In contrast to the observational approach, data collection in an controlled experiment is active; investigators take control of the environment and critical process parameters. By deliberate changes in key factors, the cause-and-effect relationships are forced to show themselves.
- QUOTE: Controlled multivariate experiments are the most logical, the most scientific, and the most efficient way that scientists know to collect data. … These observational tools cannot find and describe cause-and-effect relationships directly. The only way to find these relationships is to conduct a multivariate controlled-experiment.
2006
- (Choi & Scholl, 2006) ⇒ Hoon Choi, and Brian J. Scholl. (2006). “Perceiving Causality After the Fact: Postdiction in the Temporal Dynamics of Causal Perception.” In: PERCEPTION-LONDON- 35, no. 3.
2000
- (Pearl, 2000) ⇒ Judea Pearl. (2000). “Causality: Models, reasoning, and inference." Cambridge University Press, ISBN:0521773628
- QUOTE: … this book provides a comprehensive exposition of modern analysis of causation. It shows how causality has grown from a nebulous concept into a mathematical theory with significant applications in the fields of statistics, artificial intelligence, philosophy, cognitive science, and the health and social sciences. Pearl presents a unified account of the probabilistic, manipulative, counterfactual and structural approaches to causation, and devises simple mathematical tools for analyzing the relationships between causal connections, statistical associations, actions and observations.
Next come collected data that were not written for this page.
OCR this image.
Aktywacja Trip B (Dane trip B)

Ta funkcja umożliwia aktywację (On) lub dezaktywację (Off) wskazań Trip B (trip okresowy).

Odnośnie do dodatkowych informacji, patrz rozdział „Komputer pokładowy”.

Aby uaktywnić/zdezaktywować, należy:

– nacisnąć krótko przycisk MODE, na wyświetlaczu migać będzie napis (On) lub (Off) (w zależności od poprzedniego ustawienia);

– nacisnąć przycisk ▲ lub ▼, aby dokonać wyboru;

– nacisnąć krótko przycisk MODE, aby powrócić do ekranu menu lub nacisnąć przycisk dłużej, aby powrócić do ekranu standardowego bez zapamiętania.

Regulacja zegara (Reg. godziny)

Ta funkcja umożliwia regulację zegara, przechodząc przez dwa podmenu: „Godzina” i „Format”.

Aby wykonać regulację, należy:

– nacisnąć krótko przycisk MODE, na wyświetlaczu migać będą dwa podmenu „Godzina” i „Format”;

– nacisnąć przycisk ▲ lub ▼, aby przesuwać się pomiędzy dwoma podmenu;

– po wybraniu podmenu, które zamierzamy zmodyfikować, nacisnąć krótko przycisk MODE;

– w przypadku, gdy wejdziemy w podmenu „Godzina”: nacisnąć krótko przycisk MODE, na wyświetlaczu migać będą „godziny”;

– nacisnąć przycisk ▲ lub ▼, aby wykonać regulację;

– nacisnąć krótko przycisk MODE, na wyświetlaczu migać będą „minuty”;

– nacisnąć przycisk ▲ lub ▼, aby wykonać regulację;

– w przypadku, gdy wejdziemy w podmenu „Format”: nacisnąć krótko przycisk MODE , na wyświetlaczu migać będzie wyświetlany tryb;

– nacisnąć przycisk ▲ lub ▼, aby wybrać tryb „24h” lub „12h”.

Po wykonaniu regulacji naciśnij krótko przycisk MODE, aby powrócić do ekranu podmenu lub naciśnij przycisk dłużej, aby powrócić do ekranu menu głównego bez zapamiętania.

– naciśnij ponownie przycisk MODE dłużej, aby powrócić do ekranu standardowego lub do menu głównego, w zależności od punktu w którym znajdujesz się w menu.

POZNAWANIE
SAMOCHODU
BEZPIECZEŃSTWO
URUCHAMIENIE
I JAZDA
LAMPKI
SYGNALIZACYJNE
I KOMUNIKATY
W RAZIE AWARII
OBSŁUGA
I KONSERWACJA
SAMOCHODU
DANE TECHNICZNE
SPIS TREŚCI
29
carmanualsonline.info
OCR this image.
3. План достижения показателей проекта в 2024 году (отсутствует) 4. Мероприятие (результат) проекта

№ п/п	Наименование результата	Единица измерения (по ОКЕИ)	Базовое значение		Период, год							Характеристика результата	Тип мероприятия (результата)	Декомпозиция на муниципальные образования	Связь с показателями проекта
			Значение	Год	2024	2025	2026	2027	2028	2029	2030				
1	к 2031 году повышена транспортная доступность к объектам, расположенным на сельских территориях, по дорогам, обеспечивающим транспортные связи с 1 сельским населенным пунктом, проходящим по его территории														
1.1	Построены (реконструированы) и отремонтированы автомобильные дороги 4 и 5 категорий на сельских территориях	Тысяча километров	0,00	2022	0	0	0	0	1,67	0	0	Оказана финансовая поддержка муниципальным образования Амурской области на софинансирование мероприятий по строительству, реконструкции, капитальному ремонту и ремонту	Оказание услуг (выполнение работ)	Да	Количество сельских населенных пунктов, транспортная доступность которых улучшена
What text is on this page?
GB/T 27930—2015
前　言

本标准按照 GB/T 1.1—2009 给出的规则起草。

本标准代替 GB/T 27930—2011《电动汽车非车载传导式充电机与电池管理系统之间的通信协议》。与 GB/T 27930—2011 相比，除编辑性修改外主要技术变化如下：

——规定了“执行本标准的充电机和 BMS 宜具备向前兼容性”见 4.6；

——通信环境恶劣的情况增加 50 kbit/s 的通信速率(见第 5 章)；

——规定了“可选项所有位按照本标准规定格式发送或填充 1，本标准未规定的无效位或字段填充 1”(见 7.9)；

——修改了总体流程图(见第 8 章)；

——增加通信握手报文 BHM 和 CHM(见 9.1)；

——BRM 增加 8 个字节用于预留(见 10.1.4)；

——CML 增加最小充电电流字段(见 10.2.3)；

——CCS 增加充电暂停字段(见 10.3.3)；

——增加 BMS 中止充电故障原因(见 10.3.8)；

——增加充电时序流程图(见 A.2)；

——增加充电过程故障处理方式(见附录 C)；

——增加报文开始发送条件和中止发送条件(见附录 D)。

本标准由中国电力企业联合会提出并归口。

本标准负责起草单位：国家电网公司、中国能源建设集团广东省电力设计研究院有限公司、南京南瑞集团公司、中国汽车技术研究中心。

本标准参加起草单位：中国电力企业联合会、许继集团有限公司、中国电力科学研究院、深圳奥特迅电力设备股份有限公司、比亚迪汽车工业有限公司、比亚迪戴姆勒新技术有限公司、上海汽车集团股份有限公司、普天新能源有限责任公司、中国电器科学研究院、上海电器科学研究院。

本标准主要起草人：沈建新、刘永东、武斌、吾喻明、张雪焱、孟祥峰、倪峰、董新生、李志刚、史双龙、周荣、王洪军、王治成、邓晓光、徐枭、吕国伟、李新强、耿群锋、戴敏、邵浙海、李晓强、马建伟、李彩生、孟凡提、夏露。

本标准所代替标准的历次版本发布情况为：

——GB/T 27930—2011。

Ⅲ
The book will open the way for including causal analysis in the standard curriculum of statistics, artifical intelligence, business, epidemiology, social science and economics. Students in these areas will find natural models, simple identification procedures, and precise mathematical definitions of causal concepts that traditional texts have tended to evade or make unduly complicated. This book will be of interest to professionals and students in a wide variety of fields. Anyone who wishes to elucidate meaningful relationships from data, predict effects of actions and policies, assess explanations of reported events, or form theories of causal understanding and causal speech will find this book stimulating and invaluable.